Going back over her conversations with Penn, Caitlin realized that she’d only promised to hold off publishing anything about Brody Royal until midnight tonight. Technically, she wouldn’t be breaking her word by simply investigating him. She knew what Penn would say about this Clintonian parsing of language, but right now, his only interest was saving his father from being shot by police. Caitlin wanted the same thing, of course, but she didn’t want only that. It wasn’t even within her power to help Tom get to safety. And now that the terrifying scope of Brody Royal’s and the Double Eagles’ crimes had been revealed, she couldn’t simply turn away. This was the kind of story she’d originally moved south to cover.
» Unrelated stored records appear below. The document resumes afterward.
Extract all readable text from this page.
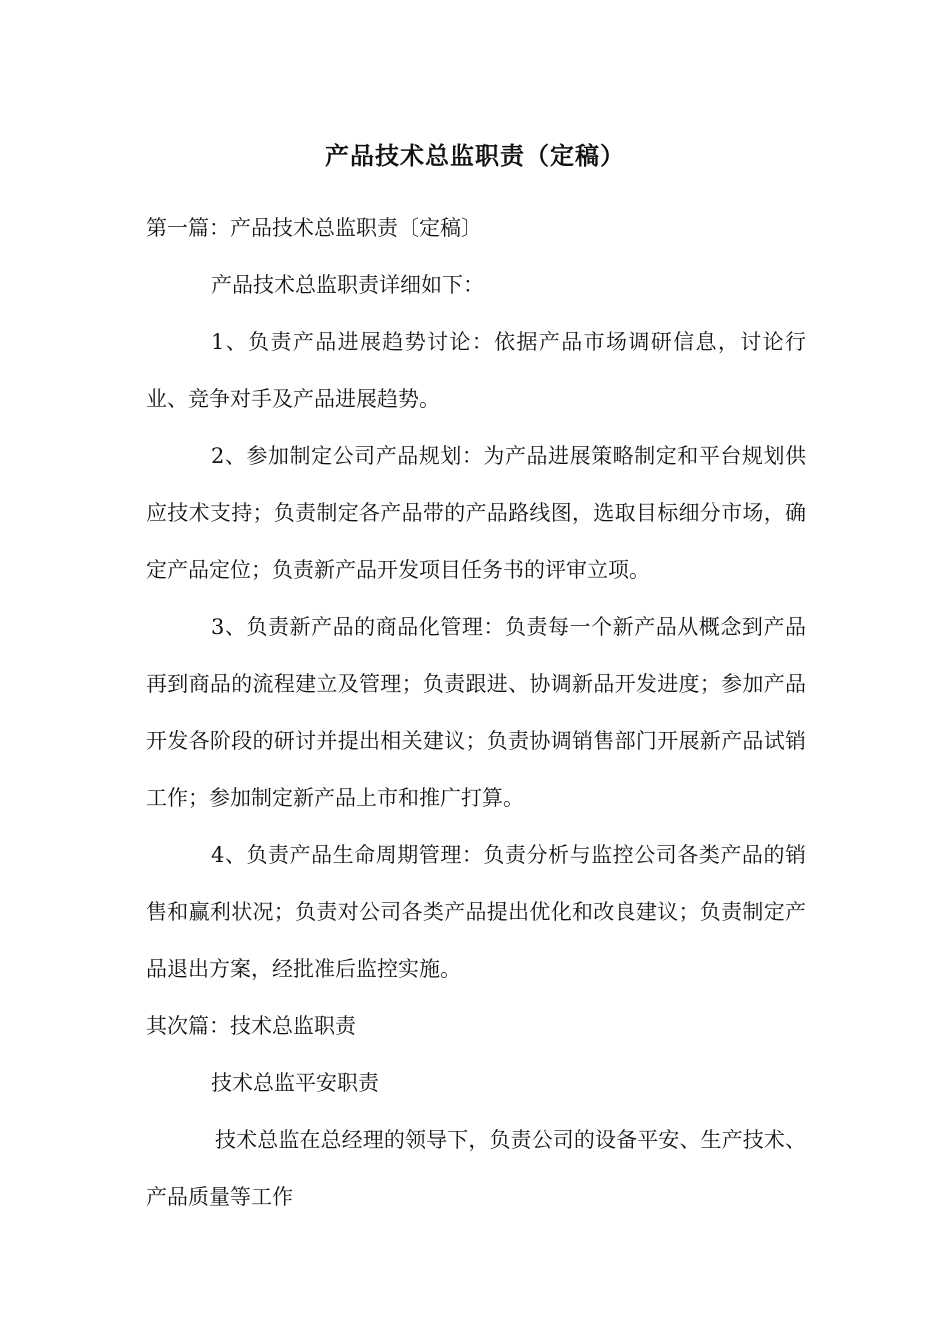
产品技术总监职责（定稿）

第一篇：产品技术总监职责〔定稿〕

产品技术总监职责详细如下：

1、负责产品进展趋势讨论：依据产品市场调研信息，讨论行业、竞争对手及产品进展趋势。

2、参加制定公司产品规划：为产品进展策略制定和平台规划供应技术支持；负责制定各产品带的产品路线图，选取目标细分市场，确定产品定位；负责新产品开发项目任务书的评审立项。

3、负责新产品的商品化管理：负责每一个新产品从概念到产品再到商品的流程建立及管理；负责跟进、协调新品开发进度；参加产品开发各阶段的研讨并提出相关建议；负责协调销售部门开展新产品试销工作；参加制定新产品上市和推广打算。

4、负责产品生命周期管理：负责分析与监控公司各类产品的销售和赢利状况；负责对公司各类产品提出优化和改良建议；负责制定产品退出方案，经批准后监控实施。

其次篇：技术总监职责

技术总监平安职责

技术总监在总经理的领导下，负责公司的设备平安、生产技术、产品质量等工作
Never mind that the old Savage South of her mother’s imagination no longer existed; the Double Eagles were still alive—as was Brody Royal—and they’d already proved they would kill to remain free. A bloody wake of violence trailed back through history behind those old men, and the families they had wounded suffered to this day. If Caitlin had a chance to bring peace and justice to those families by succeeding where Henry had failed, how could Penn expect her to turn away? Besides, she thought with a bracing thrill, Penn will be stuck in that meeting for at least two hours.

 

As a sop to Penn, she dialed Mercy Hospital and asked for Henry Sexton’s room. A few moments later, Sherry Harden came on the line.

 

“Sherry, this is Caitlin Masters. Is Henry doing any better?”

 

“Nobody knows,” Sherry said curtly. “He’s sleeping. He’s been out for most of the day.”

 

“I’m sorry. I was hoping to verify something about the story he wants me to publish tomorrow. I need to know if he tried to reinterview someone who refused to tell him anything the first time.”

 

“Are you serious? I can’t wake him up for that. You’ll just have to do the best you can. And please don’t call back. The phone disturbs him.”

 

Sherry hung up.

 

Thank you very much, Caitlin thought with perverse satisfaction. Now Penn couldn’t argue that she’d tried to circumvent Henry.